Figure 7. Transcription is required for the onset of late replication at the MBT

α–amanitin was injected into one pole of embryos during cycle 13. After 30 minutes, Alexa546-dUTP was injected in order to monitor S phase. The chimeric embryo shown below the diagram depicts two changes in the embryo: The left-hand panels depict that there has been an extra syncytial division in the injected end of the embryo, indicating acceleration of cycle 14, and a syncytial-like S phase 15. The right hand panels depict a normal cycle 14 with late replication. Both 359 and AATAC overlap in their time of replication in the injected end, but the color of intense in situ signal dominates in this image (overlap with Alexa546-dUTP is shown in Figure S8). Movie 7 shows the consequence of α–amanitin in real-time.

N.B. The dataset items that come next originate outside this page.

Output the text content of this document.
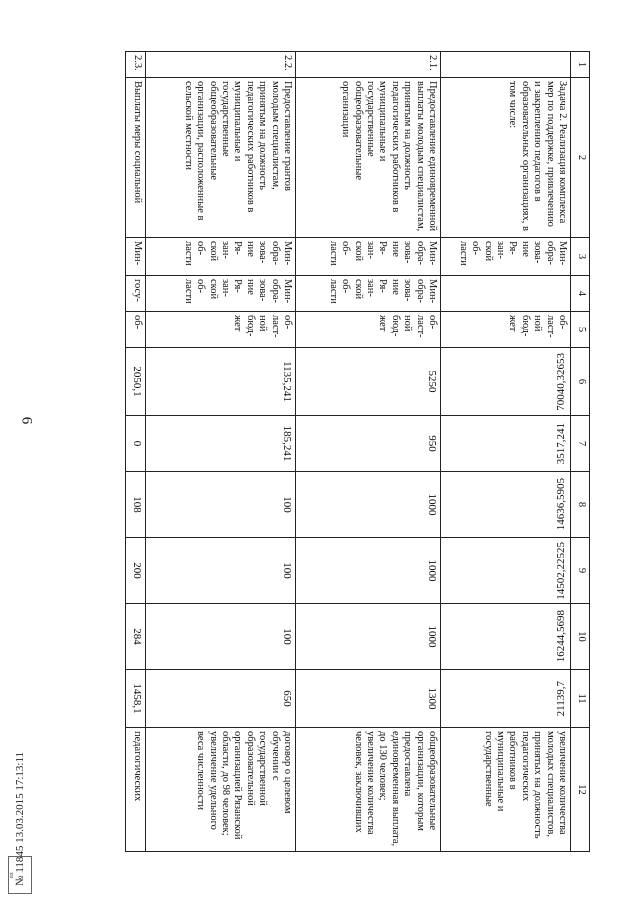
6
1	2	3	4	5	6	7	8	9	10	11	12
	Задача 2. Реализация комплекса мер по поддержке, привлечению и закреплению педагогов в образовательных организациях, в том числе:	Мин-обра-зова-ние Ря-зан-ской об-ласти		об-ласт-ной бюд-жет	70040,32653	3517,241	14636,5905	14502,22525	16244,5698	21139,7	увеличение количества молодых специалистов, принятых на должность педагогических работников в муниципальные и государственные
2.1.	Предоставление единовременной выплаты молодым специалистам, принятым на должность педагогических работников в муниципальные и государственные общеобразовательные организации	Мин-обра-зова-ние Ря-зан-ской об-ласти	Мин-обра-зова-ние Ря-зан-ской об-ласти	об-ласт-ной бюд-жет	5250	950	1000	1000	1000	1300	общеобразовательные организации, которым предоставлена единовременная выплата, до 130 человек; увеличение количества человек, заключивших
2.2.	Предоставление грантов молодым специалистам, принятым на должность педагогических работников в муниципальные и государственные общеобразовательные организации, расположенные в сельской местности	Мин-обра-зова-ние Ря-зан-ской об-ласти	Мин-обра-зова-ние Ря-зан-ской об-ласти	об-ласт-ной бюд-жет	1135,241	185,241	100	100	100	650	договор о целевом обучении с государственной образовательной организацией Рязанской области, до 98 человек; увеличение удельного веса численности
2.3.	Выплаты меры социальной	Мин-	госу-	об-	2050,1	0	108	200	284	1458,1	педагогических
вх № 11845 13.03.2015 17:13:11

Figure 8. The Changing Character of Replication in Embryonic S phases

This figure summarizes the concepts derived from the data, but the curves depicted are not a direct representation of data. In early (preblastoderm) embryos, satellite sequences (represented by different colors) replicate in synch with the rest of the genome (black) so that the genome is replicated in 3.4 min (Blumenthal et al., 1974). Gradual slowing during the syncytial blastoderm divisions (cycles 10–13) is accompanied by small delays in the replication of satellite sequences and slight prolongation of the replication times of individual domains (represented by the broadening of the peaks of replication). By the time of the MBT in cell cycle 14, the timing of replication of the satellite sequences is delayed, a phenomenon often referred as late replication. However, the term late replication encompasses a variety of different schedules of replication. Replication of each domain incurs a different delay, but, once initiated, it is quickly completed. The time required to replicate a domain increases somewhat during early development (represented by the broadening of the peaks of replication) but, as in this schematic, this adds only about 6 min to S phase length (compare black curves in different cycles), and the increase in S phase length is primarily due to a transition from coincident replication of all of the domains in the early fast cycles to sequential replication in a prolonged S phase.